Çıktım fezâ-yı nâmütenâhiye âkıbet: Dünya vü âhiretle demek yok münasebet. Dünya şu işte: Zerre-i nâçîz-i pür-beşer. Dûr oldu şimdi benden o devrân-ı hayr u şer. Çoktan bu lâmekân-ı ilâhîde dâirim;

126

Ruhlar oyununda bu noktadan itibaren üç farklı hikaye ilerler. İlk olarak, Kanbur ve

Dilşad’ın ruhun varlığı hakkındaki soruya cevap bulmak için geldikleri semada bu konuda yaptıkları sorgulamalar vardır. İkinci olarak, Dilşad ve Kanbur’un birbirleriyle olan ilişkileri hakkında yapılan konuşmalar ilerler. Son olarak, oyunun arkaplanında oyunun yazıldığı dönemde seyirciye/okuyucuya verilmek istenen güncel mesajları iletmesi adına hem Kanbur ve Dilşad’ın eleştirileri, hem de üç semavi dinin peygamberinin insanın dünyadaki hayatına yaptıkları eleştiriler vardır.

Dilşad ve Kanbur arasındaki ilişki Dilşad’ın İlhan’dan vazgeçmiş gibi yeninden Kanbur’u sevdiğini söylemesiyle Turhan oyununun başındaki hâle geri döner. Dilşad’taki değişimi göstermek adına şu sözleri verilebilir:

DİLŞAD’IN RUHU-

Kimsin sen öyle vâkıf-ı hâl-i fenâ gibi? Gelmekde bir sadâ bana pek âşinâ gibi. KANBUR’UN RUHU-

Buldum mu âkıbet seni, ey can-ı ten-cüdâ? DİLŞAD’IN RUHU-

Kalsaydı, âh! o ten sana eyler idim fedâ. KANBUR’UN RUHU-

Turhan’a şimdi meylediyorsun, bu pek gârib! (Kanbur, s.267)
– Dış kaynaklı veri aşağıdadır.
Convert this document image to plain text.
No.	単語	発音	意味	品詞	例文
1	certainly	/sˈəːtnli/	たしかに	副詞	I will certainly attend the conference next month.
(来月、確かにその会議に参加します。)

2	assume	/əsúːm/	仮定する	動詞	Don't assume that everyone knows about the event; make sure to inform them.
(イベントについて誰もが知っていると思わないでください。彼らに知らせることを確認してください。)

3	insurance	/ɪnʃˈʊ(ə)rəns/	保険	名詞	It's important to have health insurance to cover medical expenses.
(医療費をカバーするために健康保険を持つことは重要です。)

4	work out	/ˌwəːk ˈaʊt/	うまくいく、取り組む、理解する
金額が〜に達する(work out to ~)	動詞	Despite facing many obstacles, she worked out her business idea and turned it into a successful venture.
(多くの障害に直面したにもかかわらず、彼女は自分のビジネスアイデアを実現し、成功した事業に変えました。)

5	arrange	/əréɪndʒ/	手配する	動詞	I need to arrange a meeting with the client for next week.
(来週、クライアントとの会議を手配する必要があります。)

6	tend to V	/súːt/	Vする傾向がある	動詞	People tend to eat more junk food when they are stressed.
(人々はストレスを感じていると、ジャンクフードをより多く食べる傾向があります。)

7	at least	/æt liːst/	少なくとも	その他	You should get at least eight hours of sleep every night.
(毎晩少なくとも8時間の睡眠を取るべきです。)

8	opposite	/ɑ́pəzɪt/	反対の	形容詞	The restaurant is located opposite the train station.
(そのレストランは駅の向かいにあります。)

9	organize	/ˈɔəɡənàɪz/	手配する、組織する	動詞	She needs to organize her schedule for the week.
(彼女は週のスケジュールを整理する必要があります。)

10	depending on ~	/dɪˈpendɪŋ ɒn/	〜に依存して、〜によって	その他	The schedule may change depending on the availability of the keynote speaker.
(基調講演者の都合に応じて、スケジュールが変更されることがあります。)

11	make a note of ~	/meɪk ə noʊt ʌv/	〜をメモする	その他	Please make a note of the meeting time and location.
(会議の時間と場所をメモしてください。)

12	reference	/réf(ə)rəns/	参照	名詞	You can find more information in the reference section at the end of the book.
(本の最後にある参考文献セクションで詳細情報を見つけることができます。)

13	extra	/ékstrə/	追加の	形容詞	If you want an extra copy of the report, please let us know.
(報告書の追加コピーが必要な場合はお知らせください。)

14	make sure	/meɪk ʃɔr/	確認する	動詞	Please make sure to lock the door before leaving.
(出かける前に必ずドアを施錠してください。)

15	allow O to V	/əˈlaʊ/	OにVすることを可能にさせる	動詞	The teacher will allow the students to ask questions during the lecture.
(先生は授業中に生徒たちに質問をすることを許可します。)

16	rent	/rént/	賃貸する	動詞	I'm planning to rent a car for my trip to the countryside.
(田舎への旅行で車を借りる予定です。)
Oyunda devam eden ikinci hikâye dünyadaki savaş ve düzensizliğin artması üzerine yapılan güncel eleştirilerdir. Bu bağlamda peygamberler üzerinden dünya kavimlerine yapılan eleştirilere bakıldığında Hz. Muhammed’in doğu kavimlerinin yaşayışına kızarak verdiği tavsiye ilginçtir:

Yok başka bir nişâne-i umrân u intizâm! Yok yok medâr-ı fahr olacak bir şiârınız; bizden şefaat istemeyin varsa ârınız! Maziden ahz-ı ibreti bilmezseniz eğer, tarihin âh u nâlesi olmazsa kârger, âti bugünden olmasın isterseniz beter,

garbın terakkiyatını takip edin, yeter! (Kanbur, 285)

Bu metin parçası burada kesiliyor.